Senin, 24 Agustus 2009

Senioritas, Masih layak kah?

Apa yang ada di benakmu tentang Ospek, Kawan? Pastilah di otakmu hanya ada satu kata "penyiksaan".
Sebenarnya, ospek bukanlah hal yang menakutkan, hal yang sama sekali tidak berhubungan dengan penyiksaan dan pembentakan. Seharusnya ospek menjadi hal yang menyenangkan. Tapi sayang, Kawan, sistem ospek seperti yang kita impikan hanyalah ada di negeri dongeng, di negeri 1000 mimpi. tidak untuk kenyataannya.
Ospek adalah ajang pembuktian bagi para senior agar mereka terlihat hebat, terlihat garang dan terlihat berwibawa. Memprihatinkan memang, mereka adalah mahasiswa berpendidikan, mahasiswa yang mengerti tentang cara mendidik manusia yang baik. Lalu, tapi mengapa mereka masih melakukan hal konyol sekaligus bodoh seperti itu?

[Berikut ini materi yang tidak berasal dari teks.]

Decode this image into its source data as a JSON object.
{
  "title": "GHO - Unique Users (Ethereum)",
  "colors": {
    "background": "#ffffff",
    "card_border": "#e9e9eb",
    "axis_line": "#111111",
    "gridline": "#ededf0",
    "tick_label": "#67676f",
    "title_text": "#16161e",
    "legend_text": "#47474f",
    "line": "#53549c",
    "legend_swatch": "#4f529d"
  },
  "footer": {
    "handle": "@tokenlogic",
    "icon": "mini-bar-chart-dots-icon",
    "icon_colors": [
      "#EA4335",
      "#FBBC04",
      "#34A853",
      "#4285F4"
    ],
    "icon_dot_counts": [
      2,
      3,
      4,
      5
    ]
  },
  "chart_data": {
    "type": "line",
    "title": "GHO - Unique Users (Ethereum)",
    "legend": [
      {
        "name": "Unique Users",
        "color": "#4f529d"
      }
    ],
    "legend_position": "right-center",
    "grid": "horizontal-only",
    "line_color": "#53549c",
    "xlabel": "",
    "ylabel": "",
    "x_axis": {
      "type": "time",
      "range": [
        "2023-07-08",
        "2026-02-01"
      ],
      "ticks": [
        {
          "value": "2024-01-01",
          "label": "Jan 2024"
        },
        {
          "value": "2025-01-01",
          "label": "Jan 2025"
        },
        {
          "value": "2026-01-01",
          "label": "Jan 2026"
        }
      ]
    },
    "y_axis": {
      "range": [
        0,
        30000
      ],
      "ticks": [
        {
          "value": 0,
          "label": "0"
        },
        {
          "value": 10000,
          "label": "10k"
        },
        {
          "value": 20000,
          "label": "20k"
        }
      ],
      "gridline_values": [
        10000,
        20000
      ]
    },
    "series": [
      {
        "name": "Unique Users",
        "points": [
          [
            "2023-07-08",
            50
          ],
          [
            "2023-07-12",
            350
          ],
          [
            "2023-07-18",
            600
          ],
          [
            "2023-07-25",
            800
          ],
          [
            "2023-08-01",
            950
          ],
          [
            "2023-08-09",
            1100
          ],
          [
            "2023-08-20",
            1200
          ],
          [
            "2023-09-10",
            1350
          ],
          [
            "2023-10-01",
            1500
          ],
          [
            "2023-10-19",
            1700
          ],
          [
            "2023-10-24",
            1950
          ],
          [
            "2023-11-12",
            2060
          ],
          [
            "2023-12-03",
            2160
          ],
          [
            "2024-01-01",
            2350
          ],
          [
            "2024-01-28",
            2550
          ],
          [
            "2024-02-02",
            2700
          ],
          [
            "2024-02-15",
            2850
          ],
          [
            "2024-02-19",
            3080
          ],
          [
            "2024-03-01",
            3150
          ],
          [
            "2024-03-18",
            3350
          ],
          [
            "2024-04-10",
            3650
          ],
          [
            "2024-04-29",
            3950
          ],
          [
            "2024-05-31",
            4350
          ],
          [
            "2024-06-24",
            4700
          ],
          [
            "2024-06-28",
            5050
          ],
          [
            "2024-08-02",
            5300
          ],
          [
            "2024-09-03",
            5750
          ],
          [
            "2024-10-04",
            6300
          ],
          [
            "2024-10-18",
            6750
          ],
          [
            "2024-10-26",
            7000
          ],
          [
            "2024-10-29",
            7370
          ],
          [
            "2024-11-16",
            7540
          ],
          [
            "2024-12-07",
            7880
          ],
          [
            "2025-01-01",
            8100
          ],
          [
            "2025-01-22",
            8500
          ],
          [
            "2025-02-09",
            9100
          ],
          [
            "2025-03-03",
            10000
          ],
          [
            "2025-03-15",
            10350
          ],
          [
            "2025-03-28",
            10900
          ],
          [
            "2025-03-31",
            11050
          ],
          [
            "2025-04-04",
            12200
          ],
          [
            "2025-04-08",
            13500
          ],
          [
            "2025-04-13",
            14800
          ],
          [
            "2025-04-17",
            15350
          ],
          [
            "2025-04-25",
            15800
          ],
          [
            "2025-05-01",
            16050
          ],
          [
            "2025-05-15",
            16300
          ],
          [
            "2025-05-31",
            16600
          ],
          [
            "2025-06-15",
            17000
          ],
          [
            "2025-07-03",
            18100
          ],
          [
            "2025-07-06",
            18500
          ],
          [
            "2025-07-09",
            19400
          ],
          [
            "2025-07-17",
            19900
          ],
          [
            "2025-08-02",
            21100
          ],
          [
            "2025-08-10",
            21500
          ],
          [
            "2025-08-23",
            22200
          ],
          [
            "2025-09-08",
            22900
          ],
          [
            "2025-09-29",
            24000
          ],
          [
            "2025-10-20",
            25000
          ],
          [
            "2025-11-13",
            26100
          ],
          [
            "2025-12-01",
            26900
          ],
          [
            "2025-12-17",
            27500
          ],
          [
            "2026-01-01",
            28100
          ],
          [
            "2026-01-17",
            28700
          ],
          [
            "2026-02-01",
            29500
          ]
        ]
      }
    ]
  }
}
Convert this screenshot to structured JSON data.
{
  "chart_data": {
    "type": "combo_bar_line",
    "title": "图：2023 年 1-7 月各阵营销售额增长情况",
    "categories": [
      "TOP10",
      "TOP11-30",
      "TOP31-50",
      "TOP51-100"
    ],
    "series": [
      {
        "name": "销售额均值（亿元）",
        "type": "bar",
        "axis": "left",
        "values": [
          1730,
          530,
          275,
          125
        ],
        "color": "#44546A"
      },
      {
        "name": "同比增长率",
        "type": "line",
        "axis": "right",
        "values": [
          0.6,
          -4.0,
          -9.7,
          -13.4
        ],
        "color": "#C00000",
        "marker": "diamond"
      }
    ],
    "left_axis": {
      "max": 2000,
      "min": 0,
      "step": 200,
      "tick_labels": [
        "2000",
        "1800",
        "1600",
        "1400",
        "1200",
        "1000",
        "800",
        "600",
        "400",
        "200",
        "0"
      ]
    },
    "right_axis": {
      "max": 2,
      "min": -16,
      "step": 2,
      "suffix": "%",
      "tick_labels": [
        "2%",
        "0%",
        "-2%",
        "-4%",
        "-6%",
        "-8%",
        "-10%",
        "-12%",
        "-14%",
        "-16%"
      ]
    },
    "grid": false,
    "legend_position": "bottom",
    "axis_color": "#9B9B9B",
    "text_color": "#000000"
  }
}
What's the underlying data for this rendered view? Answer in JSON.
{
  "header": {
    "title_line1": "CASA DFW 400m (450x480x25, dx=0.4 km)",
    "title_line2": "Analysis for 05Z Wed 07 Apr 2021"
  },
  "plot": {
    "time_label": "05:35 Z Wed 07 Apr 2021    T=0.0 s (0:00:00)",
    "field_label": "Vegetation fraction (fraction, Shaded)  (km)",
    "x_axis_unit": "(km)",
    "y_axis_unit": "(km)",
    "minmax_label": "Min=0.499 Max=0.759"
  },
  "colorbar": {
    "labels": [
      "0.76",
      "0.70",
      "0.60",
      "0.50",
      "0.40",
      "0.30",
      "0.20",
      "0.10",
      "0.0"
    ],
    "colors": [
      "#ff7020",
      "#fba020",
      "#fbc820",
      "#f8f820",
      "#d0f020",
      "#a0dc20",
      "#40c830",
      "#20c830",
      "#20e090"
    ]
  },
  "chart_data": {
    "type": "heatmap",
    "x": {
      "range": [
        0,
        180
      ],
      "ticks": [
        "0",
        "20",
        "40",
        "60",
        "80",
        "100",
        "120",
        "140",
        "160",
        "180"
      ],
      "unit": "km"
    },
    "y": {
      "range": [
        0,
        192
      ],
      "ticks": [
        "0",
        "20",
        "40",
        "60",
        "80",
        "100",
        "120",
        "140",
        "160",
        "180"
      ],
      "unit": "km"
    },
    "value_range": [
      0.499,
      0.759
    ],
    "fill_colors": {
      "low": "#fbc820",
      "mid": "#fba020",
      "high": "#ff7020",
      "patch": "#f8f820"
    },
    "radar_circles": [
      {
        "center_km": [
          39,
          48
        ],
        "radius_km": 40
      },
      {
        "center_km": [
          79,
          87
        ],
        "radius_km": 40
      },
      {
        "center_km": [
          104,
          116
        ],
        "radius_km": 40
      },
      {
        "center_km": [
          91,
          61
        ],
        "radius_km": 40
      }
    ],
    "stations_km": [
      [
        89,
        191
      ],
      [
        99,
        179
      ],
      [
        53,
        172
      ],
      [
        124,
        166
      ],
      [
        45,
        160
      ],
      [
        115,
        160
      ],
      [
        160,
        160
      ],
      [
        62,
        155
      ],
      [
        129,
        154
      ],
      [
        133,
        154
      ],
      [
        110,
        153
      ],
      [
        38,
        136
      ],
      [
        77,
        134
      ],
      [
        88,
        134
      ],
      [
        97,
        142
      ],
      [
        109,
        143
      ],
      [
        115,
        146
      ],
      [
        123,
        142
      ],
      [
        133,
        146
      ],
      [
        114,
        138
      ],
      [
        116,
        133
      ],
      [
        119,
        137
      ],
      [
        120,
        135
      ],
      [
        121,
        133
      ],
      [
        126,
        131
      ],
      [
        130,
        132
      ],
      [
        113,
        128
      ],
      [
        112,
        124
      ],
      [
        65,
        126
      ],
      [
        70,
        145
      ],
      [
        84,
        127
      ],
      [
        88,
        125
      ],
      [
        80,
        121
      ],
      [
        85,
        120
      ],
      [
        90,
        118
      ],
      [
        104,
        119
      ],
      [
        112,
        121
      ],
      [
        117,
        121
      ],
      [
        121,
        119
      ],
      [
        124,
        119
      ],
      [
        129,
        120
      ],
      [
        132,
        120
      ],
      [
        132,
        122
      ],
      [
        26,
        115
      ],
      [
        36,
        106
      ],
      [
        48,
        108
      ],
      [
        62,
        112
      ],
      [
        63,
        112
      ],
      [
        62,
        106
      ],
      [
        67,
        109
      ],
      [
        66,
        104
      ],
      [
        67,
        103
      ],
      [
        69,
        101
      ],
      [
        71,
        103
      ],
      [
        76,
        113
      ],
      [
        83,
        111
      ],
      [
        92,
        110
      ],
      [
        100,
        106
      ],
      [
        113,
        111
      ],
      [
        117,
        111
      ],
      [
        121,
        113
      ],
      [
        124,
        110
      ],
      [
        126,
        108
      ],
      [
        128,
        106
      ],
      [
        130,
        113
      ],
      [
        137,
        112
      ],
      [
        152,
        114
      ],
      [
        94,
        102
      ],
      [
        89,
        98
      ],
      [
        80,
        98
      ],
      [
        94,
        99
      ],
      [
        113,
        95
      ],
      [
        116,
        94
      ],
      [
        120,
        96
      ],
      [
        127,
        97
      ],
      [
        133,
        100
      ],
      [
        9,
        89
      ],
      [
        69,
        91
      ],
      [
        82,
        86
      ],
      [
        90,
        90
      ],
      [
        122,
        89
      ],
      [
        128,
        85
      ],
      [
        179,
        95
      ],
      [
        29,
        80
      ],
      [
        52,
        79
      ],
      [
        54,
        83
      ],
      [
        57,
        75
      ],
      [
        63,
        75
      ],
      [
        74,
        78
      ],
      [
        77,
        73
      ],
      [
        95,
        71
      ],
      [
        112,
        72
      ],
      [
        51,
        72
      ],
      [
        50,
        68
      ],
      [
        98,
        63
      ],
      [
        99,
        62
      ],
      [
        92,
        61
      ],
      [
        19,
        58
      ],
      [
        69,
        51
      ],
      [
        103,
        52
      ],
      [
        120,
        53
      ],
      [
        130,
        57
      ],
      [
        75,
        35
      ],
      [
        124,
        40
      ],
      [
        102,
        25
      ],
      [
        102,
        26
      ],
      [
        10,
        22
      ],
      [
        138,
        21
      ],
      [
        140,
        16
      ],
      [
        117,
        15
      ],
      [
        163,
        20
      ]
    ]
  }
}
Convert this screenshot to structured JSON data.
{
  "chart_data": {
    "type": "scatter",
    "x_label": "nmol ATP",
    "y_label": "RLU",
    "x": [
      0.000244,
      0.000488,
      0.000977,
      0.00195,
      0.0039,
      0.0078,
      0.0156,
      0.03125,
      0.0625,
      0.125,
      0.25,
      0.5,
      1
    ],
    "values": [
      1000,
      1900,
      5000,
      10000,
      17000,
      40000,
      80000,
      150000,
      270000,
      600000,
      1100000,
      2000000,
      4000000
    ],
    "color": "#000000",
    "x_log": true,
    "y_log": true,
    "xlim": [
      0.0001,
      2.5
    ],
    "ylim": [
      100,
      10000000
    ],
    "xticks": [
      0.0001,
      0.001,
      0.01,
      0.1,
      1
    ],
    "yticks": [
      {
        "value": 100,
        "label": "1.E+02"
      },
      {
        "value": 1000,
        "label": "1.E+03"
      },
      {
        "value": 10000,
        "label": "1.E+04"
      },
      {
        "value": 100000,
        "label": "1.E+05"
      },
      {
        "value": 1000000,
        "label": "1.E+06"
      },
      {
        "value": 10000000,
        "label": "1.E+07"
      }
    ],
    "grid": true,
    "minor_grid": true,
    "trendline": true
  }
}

Pagi-pagi mereka sudah berdiri di depan pintu gerbang kampus. Bagus. Disiplin. Tapi demi tujuan apakah mereka berdiri di sana? Hanya untuk memamerkan teriakan mereka untuk mahasiswa baru. "Cepat! Cepat!" Mereka berteriak tak kenal lelah, padahal Kau tahu sendiri Kawan, mahasiswa baru tak ada yang berani menolaknya. Berkejar-kejaran, berlari-larian, bahkan berjatuh-jatuhan. Mereka tak berperasaan. Mengapa mereka harus melakukan hal sedemikian? Tidak semua orang suka dibentak, tak semua orang suka diperlakukan secara keras. Layaknya pegas, jika semakin ditarik maka pegas itu juga akan semakin keras, tak terlenturkan. sama seperti manusia. ada manusia yang tipe seperti itu. Kejadian itu masih bisa ditolerir. Karena kita semua diburu waktu.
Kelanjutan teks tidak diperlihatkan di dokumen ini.